- Active: 1948 – present
- Country: India
- Allegiance: India
- Branch: Indian Army
- Type: Corps of Army Air Defence
- Size: Regiment
- Motto(s): Sanskrit: आकाशे शत्रुन् जहि English: Defeat the Enemy in the Sky
- Colors: Sky Blue and Red
- Equipment: Bofors L70 guns

Insignia
- Abbreviation: 46 AD Regt

= 46 Air Defence Regiment (India) =

46 Air Defence Regiment is part of the Corps of Army Air Defence of the Indian Army.
== Formation==
46 Air Defence Regiment was raised in 1948. The regiment consists of 66, 67 and 68 air defence batteries. It is presently equipped with Bofors L70 guns.
==Operations==
The regiment has taken part in the following operations-

- Indo-Pakistani War of 1971: The unit took part in Operation Cactus Lily in the eastern sector. It was equipped with Bofors 40 mm L/60 guns and was part of the 340 Mountain Brigade Group.

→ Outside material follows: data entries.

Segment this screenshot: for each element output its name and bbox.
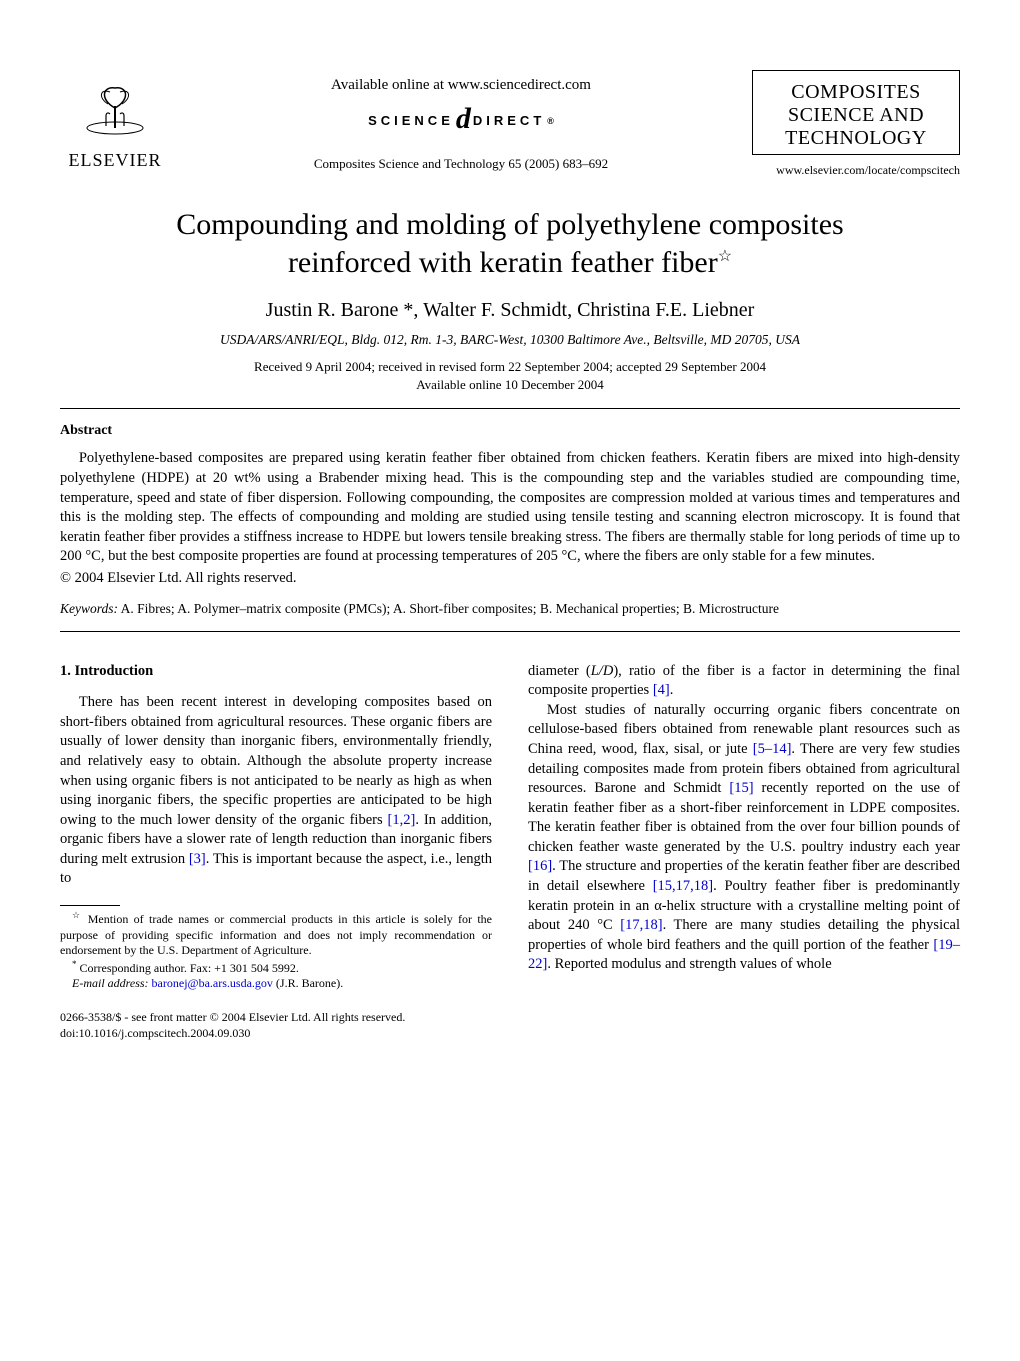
col1-text-a: There has been recent interest in develo… (60, 694, 492, 827)
col2-p1-ld: L/D (591, 663, 614, 679)
journal-box-line3: TECHNOLOGY (761, 127, 951, 150)
article-title: Compounding and molding of polyethylene … (60, 206, 960, 281)
ref-link-1-2[interactable]: [1,2] (388, 812, 416, 828)
header-center: Available online at www.sciencedirect.co… (170, 77, 752, 172)
sd-registered-icon: ® (547, 116, 554, 126)
ref-link-5-14[interactable]: [5–14] (753, 741, 792, 757)
dates-line2: Available online 10 December 2004 (60, 376, 960, 394)
divider-bottom (60, 631, 960, 632)
title-line1: Compounding and molding of polyethylene … (176, 208, 843, 241)
column-right: diameter (L/D), ratio of the fiber is a … (528, 662, 960, 1041)
column-left: 1. Introduction There has been recent in… (60, 662, 492, 1041)
col2-p1-a: diameter ( (528, 663, 591, 679)
ref-link-3[interactable]: [3] (189, 851, 206, 867)
col2-paragraph-2: Most studies of naturally occurring orga… (528, 701, 960, 975)
journal-box-line2: SCIENCE AND (761, 104, 951, 127)
sd-left: SCIENCE (368, 113, 454, 128)
affiliation: USDA/ARS/ANRI/EQL, Bldg. 012, Rm. 1-3, B… (60, 332, 960, 348)
journal-reference: Composites Science and Technology 65 (20… (314, 156, 608, 172)
title-note-symbol: ☆ (718, 248, 732, 265)
footnote3-tail: (J.R. Barone). (273, 976, 343, 990)
footnote1-text: Mention of trade names or commercial pro… (60, 912, 492, 957)
ref-link-15[interactable]: [15] (729, 780, 753, 796)
footnotes-block: ☆ Mention of trade names or commercial p… (60, 910, 492, 992)
title-section: Compounding and molding of polyethylene … (60, 206, 960, 394)
intro-heading: 1. Introduction (60, 662, 492, 682)
dates-line1: Received 9 April 2004; received in revis… (60, 358, 960, 376)
page-container: ELSEVIER Available online at www.science… (0, 0, 1020, 1081)
col2-paragraph-1: diameter (L/D), ratio of the fiber is a … (528, 662, 960, 701)
elsevier-logo: ELSEVIER (60, 78, 170, 171)
footnote3-email[interactable]: baronej@ba.ars.usda.gov (152, 976, 273, 990)
keywords-line: Keywords: A. Fibres; A. Polymer–matrix c… (60, 601, 960, 617)
ref-link-17-18[interactable]: [17,18] (620, 917, 662, 933)
intro-paragraph-1: There has been recent interest in develo… (60, 693, 492, 889)
bottom-line1: 0266-3538/$ - see front matter © 2004 El… (60, 1010, 492, 1026)
bottom-line2: doi:10.1016/j.compscitech.2004.09.030 (60, 1026, 492, 1042)
header-row: ELSEVIER Available online at www.science… (60, 70, 960, 178)
sd-right: DIRECT (473, 113, 545, 128)
title-line2: reinforced with keratin feather fiber (288, 246, 718, 279)
ref-link-15-17-18[interactable]: [15,17,18] (653, 878, 713, 894)
authors-line: Justin R. Barone *, Walter F. Schmidt, C… (60, 299, 960, 322)
abstract-heading: Abstract (60, 423, 960, 439)
elsevier-tree-icon (80, 78, 150, 146)
footnote-1: ☆ Mention of trade names or commercial p… (60, 910, 492, 959)
journal-box-line1: COMPOSITES (761, 81, 951, 104)
dates-block: Received 9 April 2004; received in revis… (60, 358, 960, 394)
footnote-2: * Corresponding author. Fax: +1 301 504 … (60, 959, 492, 977)
journal-title-box: COMPOSITES SCIENCE AND TECHNOLOGY (752, 70, 960, 155)
footnote-rule (60, 905, 120, 906)
col2-p1-c: . (670, 682, 674, 698)
footnote2-text: Corresponding author. Fax: +1 301 504 59… (77, 961, 299, 975)
abstract-body: Polyethylene-based composites are prepar… (60, 449, 960, 566)
footnote3-label: E-mail address: (72, 976, 149, 990)
elsevier-text: ELSEVIER (69, 150, 162, 171)
keywords-text: A. Fibres; A. Polymer–matrix composite (… (118, 601, 779, 616)
copyright-line: © 2004 Elsevier Ltd. All rights reserved… (60, 570, 960, 587)
journal-url: www.elsevier.com/locate/compscitech (752, 163, 960, 178)
divider-top (60, 408, 960, 409)
sciencedirect-logo: SCIENCE d DIRECT ® (368, 104, 554, 138)
bottom-info: 0266-3538/$ - see front matter © 2004 El… (60, 1010, 492, 1041)
ref-link-16[interactable]: [16] (528, 858, 552, 874)
two-column-body: 1. Introduction There has been recent in… (60, 662, 960, 1041)
keywords-label: Keywords: (60, 601, 118, 616)
ref-link-4[interactable]: [4] (653, 682, 670, 698)
footnote1-symbol: ☆ (72, 910, 82, 920)
col2-p2-g: . Reported modulus and strength values o… (547, 956, 831, 972)
footnote-3: E-mail address: baronej@ba.ars.usda.gov … (60, 976, 492, 992)
header-right: COMPOSITES SCIENCE AND TECHNOLOGY www.el… (752, 70, 960, 178)
sd-d-icon: d (456, 102, 471, 136)
available-online-text: Available online at www.sciencedirect.co… (331, 77, 591, 94)
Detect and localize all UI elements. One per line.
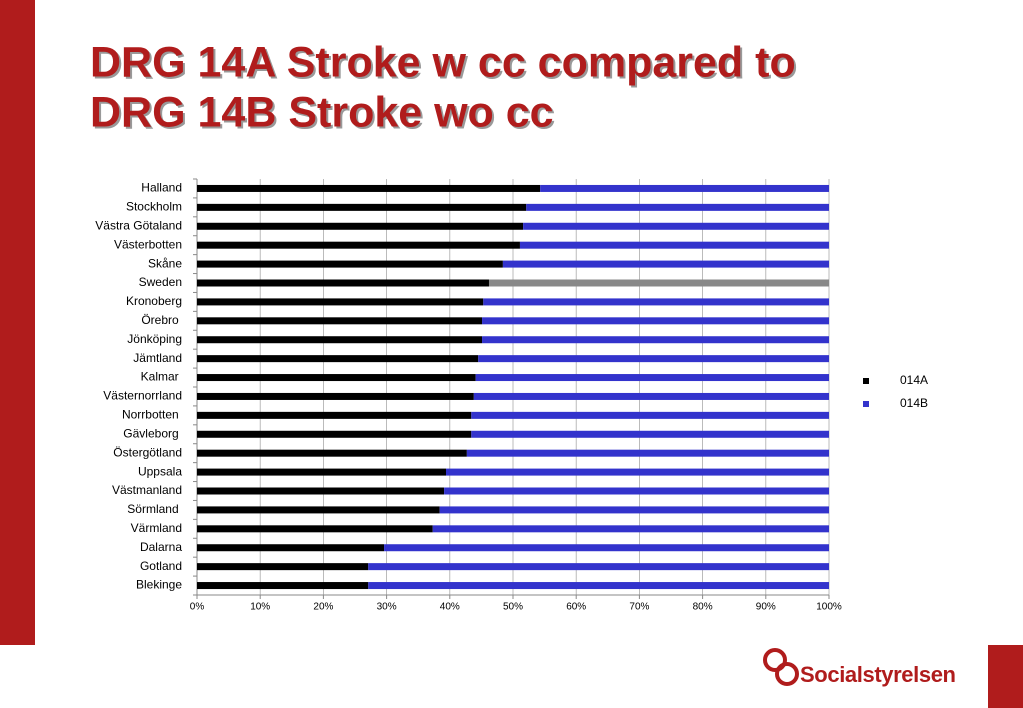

Three troops were with 4 Corps Artillery Brigade and 33 Corps Artillery Brigade.
==Honours and achievements==

- The Regiment was awarded Director General Army Air Defence Unit Appreciation award in 2005, 2007, 2013 and 2017.
- Captain Jaskarn Singh was awarded COAS Commendation Card in August 2025.
- Subedar Laltu Hazra, Naib Subedar Puspraj Prasad Mishra and Naik Jadeja Mayursinh Nirubha were awarded COAS Commendation Cards for Operation Sindoor.

==War cry==
The war cry of the regiment is Char Chey Abhay Ajay (चार छह अभय अजय), which translates to Four Six Fearless and Invincible.